General information

Course type AMUPIE
Module title Classical Tradition in European Literature
Language English
Module lecturer Piotr Urbański
Lecturer's email piotr.urbanski@amu.edu.pl
Lecturer position professor
Faculty Faculty of Polish and Classical Philology
Semester 2024/2025 (winter)
Duration 30
ECTS 4
USOS code 03-AP-CTEL

Timetable

Module aim (aims)

The aim of the course is to provide a structured knowledge of the transformations of the classical tradition in European literature chronologically, from the Middle Ages to the 20th century, with particular emphasis on the Renaissance and the Baroque. The classes focus on the main phenomena and masterpieces, characteristic and representative.
Upon completion the student will:
Know the mechanisms of transmission of the most important ancient texts
Knows and understands the most important ways in which classical literature was received in each epoch
Be able to assign currents, epochs, authors and their works
Be able to characterise selected masterpieces of European literature due to the presence of antique motifs and motifs as well as references to classical texts.

Pre-requisites in terms of knowledge, skills and social competences (where relevant)

General knowledge of European literature.

Syllabus

The transition from antiquity to the Middle Ages.
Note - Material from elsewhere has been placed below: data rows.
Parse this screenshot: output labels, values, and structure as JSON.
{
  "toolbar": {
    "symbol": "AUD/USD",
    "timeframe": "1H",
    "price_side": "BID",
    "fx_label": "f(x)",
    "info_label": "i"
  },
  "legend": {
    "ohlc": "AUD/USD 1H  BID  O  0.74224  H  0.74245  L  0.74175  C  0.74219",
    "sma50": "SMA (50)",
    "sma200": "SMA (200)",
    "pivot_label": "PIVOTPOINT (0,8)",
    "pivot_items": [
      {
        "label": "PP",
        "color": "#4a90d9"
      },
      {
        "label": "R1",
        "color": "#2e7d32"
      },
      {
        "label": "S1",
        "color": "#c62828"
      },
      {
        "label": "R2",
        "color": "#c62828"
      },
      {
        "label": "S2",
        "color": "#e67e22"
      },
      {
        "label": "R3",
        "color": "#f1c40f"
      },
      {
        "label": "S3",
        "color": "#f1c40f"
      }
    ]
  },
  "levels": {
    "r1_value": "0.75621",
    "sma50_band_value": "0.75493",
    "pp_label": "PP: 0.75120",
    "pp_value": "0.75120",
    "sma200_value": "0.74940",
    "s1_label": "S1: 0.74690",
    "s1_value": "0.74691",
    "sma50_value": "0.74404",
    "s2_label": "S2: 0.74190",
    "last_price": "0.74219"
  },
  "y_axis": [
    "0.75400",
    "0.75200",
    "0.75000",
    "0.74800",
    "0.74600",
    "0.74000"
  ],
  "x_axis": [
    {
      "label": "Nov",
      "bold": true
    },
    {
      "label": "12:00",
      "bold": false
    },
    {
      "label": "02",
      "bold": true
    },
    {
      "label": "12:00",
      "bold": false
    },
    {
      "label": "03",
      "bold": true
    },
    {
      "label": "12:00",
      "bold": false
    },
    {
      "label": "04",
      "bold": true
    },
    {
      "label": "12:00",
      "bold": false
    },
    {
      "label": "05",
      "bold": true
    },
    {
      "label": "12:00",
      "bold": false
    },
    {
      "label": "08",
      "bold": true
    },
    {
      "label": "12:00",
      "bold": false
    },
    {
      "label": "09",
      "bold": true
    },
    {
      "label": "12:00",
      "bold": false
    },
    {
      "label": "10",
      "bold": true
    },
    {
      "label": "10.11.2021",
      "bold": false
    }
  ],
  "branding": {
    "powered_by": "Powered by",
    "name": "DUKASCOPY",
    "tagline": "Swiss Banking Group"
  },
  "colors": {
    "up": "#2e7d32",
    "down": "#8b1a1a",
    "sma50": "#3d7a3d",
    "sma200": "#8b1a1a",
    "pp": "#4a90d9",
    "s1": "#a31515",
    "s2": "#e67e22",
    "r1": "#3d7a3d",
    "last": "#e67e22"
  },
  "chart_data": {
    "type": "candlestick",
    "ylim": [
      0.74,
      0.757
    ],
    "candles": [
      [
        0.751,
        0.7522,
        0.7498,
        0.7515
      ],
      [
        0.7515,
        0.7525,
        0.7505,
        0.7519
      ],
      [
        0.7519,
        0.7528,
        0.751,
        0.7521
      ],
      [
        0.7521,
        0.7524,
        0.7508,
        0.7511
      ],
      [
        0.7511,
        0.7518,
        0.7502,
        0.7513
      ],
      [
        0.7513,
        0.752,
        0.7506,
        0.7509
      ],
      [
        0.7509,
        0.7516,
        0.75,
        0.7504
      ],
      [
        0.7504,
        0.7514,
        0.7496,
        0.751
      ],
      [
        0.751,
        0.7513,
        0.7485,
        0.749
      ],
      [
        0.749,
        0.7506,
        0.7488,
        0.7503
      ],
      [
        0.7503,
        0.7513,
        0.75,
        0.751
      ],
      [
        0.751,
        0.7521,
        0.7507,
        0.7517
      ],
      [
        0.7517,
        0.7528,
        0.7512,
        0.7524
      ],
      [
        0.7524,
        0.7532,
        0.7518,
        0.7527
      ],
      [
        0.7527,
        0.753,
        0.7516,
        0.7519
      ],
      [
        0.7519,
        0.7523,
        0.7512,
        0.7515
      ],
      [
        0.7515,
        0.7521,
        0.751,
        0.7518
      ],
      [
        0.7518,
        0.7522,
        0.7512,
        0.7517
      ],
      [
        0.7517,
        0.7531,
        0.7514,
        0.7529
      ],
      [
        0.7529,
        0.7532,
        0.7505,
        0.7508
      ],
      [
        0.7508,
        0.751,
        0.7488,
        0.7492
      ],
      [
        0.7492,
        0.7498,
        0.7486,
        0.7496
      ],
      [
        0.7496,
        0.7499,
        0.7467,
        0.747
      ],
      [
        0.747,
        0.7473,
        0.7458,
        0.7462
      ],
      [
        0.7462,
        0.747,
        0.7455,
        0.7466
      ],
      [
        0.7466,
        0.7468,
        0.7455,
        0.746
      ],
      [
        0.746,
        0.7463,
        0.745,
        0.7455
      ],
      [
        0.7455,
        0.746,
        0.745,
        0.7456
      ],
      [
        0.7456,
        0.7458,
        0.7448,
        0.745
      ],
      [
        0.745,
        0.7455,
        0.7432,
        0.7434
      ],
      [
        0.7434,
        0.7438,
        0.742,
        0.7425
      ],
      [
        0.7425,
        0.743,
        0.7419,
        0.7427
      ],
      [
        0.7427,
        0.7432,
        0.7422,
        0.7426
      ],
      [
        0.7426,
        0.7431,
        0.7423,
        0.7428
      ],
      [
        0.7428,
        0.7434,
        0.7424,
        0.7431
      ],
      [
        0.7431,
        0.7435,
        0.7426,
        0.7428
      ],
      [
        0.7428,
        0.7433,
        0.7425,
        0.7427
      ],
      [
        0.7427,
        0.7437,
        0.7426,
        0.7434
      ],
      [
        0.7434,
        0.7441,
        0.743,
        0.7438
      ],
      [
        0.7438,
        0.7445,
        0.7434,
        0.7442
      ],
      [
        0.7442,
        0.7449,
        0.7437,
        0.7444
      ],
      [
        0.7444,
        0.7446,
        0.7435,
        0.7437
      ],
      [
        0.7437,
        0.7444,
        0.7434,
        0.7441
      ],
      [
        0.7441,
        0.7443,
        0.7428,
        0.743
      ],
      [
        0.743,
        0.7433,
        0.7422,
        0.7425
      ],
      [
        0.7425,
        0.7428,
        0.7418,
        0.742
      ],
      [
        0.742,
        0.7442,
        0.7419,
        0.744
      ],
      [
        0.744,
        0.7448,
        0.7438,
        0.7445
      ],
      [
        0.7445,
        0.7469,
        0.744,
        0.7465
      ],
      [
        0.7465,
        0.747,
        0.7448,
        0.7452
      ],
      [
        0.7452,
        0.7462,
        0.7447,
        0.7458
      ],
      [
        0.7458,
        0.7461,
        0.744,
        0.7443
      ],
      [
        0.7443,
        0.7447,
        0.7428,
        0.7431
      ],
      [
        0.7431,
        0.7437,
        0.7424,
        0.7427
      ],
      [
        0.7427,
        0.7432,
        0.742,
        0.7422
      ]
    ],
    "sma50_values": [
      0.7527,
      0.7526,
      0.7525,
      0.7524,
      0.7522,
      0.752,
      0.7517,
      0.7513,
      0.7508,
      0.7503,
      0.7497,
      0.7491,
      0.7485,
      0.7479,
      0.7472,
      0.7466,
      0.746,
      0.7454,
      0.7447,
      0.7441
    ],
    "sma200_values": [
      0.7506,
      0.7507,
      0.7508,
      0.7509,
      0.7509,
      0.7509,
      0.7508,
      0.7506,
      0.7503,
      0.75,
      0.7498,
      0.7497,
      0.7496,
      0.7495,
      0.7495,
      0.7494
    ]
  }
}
The three pre-Renaissance. Transmission of classical texts
Case study: Boethius
Educational institutions as centres of classical tradition
Case study: Dante
The Renaissance in relation to the Pre-Renaissance
Case study: Boccaccio and Petrarch (problem of bilingualism)
Translation, imitation, emulation, parody in Renaissance and Baroque culture. Horatianism sv. pindarism
How to talk about oneself using antiquity? Case study: Montaigne
Case study: Shakespeare and the reception of antiquity
Renaissance and Baroque discussions around tragedy
Case study: Corneille and Racine
La querelle des Anciens et des Modernes
Christians in search of the epic. Case study: Jerusalem Liberated and its Polish reception
Neo-Hellenism. Case study: Goethe
The twentieth century and modernity: twilight or triumph of the classical tradition?

Reading list

G. Highet, Classical Tradition: Greek and Roman Influences on Western Literature. Oxford (various editions).

A Companion to the Classical Tradition. Ed. C.W. Callendorf. London 2010.

E.R. Curtius. European Literature and the Latin Middle Ages. Princeton 1990.

E. Auerbach, Mimesis: Representation of Reality in European Literature. Princeton 2003.